3.6.6 Kebergantungan
Kebergantungan adalah bentuk keberhasilan suatu penelitian ketika orang lain dapat
mengulangi dan mereplikasikan. Proses penelitian itu dengan melakukan audit. Proses audit
dalam depenability dilakukan oleh pembimbing atau auditor yang independen. Pembimbing
membimbing bagaimana peneliti mulai menentukan masalah, memasuki lapangan,
menentukan sumber data, analisis data, keabsahan dan kesimpulan dari peneliti.

3.6.7 Kepastian
Kepastian disebut dengan pengujian objektifitas penelitian ketika hasil penelitian
disepakati banyak orang. Pengujian ini dapat dilakukan secara bersamaan dengan
depenability, karena hampir sama maksud pengujiannya dari proses penelitian yang telah
dilakukan. Jadi penelitian yang telah diuji bagaimana prosesnya dan mencapai tujuan
penelitian sudah dapat dikatakan memenuhi standar konfirmability.

3.7 Waktu dan Tahapan Penelitian


3.7.1 Waktu Penelitian
Susan Stainback menyatakan bahwa tidak ada cara yang mudah untuk menentukan
berapa lama penelitian kualitatif dilaksanakan. Pada umumnya penelitian dilaksanakan dalam
tahunan, tetapi lamanya penelitian akan tergantung pada keberadaan sumber data, interest dan
tujuan peneliti. Selain itu juga akan tergantung cakupan penelitian, dan bagaimana peneliti
mengatur waktu yang digunakan dalam setiap hari atau tiap Minggu.
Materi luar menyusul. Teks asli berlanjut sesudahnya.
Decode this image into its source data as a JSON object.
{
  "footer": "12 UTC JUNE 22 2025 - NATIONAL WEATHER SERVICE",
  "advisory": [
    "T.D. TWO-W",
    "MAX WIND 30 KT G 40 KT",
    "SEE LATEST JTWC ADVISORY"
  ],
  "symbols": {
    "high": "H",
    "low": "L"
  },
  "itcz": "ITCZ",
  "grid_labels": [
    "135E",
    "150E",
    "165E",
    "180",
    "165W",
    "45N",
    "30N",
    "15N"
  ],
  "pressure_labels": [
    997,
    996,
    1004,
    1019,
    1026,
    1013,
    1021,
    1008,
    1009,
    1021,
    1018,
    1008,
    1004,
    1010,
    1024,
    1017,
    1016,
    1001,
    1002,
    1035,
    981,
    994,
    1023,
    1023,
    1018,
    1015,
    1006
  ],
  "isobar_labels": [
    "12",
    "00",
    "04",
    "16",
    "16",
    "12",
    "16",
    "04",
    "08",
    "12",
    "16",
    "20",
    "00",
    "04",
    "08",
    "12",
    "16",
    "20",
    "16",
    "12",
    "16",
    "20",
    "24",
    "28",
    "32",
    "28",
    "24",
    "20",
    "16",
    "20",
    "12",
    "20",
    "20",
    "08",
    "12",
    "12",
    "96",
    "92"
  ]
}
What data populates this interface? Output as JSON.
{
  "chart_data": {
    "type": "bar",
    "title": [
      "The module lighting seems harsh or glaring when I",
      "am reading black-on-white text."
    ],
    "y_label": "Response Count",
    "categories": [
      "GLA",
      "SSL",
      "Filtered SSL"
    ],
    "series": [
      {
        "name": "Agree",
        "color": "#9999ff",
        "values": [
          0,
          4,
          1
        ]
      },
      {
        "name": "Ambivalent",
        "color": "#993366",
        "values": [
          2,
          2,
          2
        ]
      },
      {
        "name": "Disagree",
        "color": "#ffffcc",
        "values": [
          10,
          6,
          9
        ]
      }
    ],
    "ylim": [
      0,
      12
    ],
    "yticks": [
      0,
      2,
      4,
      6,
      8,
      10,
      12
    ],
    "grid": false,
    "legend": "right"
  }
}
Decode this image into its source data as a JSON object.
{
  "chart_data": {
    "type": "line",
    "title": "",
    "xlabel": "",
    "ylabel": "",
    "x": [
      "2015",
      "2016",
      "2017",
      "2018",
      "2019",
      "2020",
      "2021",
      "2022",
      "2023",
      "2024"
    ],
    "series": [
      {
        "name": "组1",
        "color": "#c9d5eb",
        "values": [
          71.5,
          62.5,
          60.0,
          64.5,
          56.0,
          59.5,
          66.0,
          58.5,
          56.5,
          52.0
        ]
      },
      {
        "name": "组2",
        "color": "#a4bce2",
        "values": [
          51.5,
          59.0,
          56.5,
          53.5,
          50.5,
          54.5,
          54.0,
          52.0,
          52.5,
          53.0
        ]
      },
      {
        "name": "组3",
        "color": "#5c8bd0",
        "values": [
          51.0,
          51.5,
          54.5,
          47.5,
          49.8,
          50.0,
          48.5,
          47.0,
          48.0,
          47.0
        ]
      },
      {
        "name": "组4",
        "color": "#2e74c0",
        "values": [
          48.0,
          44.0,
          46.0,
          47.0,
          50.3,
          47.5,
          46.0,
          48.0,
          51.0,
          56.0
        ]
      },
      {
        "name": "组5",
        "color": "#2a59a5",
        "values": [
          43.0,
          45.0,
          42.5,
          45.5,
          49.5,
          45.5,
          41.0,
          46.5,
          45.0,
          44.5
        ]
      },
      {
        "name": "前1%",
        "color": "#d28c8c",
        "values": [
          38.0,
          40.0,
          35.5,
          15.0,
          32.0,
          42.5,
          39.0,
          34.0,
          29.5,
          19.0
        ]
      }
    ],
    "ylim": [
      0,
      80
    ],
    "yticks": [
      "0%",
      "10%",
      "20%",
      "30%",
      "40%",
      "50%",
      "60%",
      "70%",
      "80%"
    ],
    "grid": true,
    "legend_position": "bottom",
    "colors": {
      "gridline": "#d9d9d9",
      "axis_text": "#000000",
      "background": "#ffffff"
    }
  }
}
Penelitian akan dimulai
pada bulan Maret- juni 2022.

Tabel 3.7.1.1 Waktu Penelitian


No Jenis Maret April Mei Juni
Kegiatan
1 2 3 4 1 2 3 4 1 2 3 4 1 2

1 Pengamatan ● ● ● ● ● 
2 Wawancara ● ● ● ● ● ●

3 Dokumentasi ● ● ● ● ●

4 Triangulasi ● ● ● ●

5 Reduksi Data ● ● ● ● ●

6 Penyajian ● ● ● ●
Data

7 Penarikan ● ● ● ● ● `
Kesimpulan

3.7.2 Tahapan penelitian


3.7.2.1 Tahap Pra-lapangan
Ada enam tahap kegiatan yang harus dilakukan oleh peneliti dalam tahapan ini
yaitu menyusun rancangan penelitian, memilih lapangan penelitian, mengurus perizinan,
menjejaki dan menilai lapangan, memilih dan memanfaatkan informan, menyiapkan
perlengkapan penelitian.
3.7.2.2 Tahap Pekerjaan Lapangan
Uraian tentang tahap pekerjaan lapangan dibagi atas tiga bagian, yaitu: memahami
latar penelitian dan persiapan diri, memasuki lapangan dan berperan serta sambil
mengumpulkan data.

3.7.2.3 Tahap Analisis Data


Pada bagian ini, akan dibahas prinsip pokok yaitu menganalisis data seperti yang
telah penulis paparkan pada sub bab sebelumnya. Tahap ini peneliti akan menganalisis data
dengan teknik mereduksi data, penyajian data, dan penarikan kesimpulan.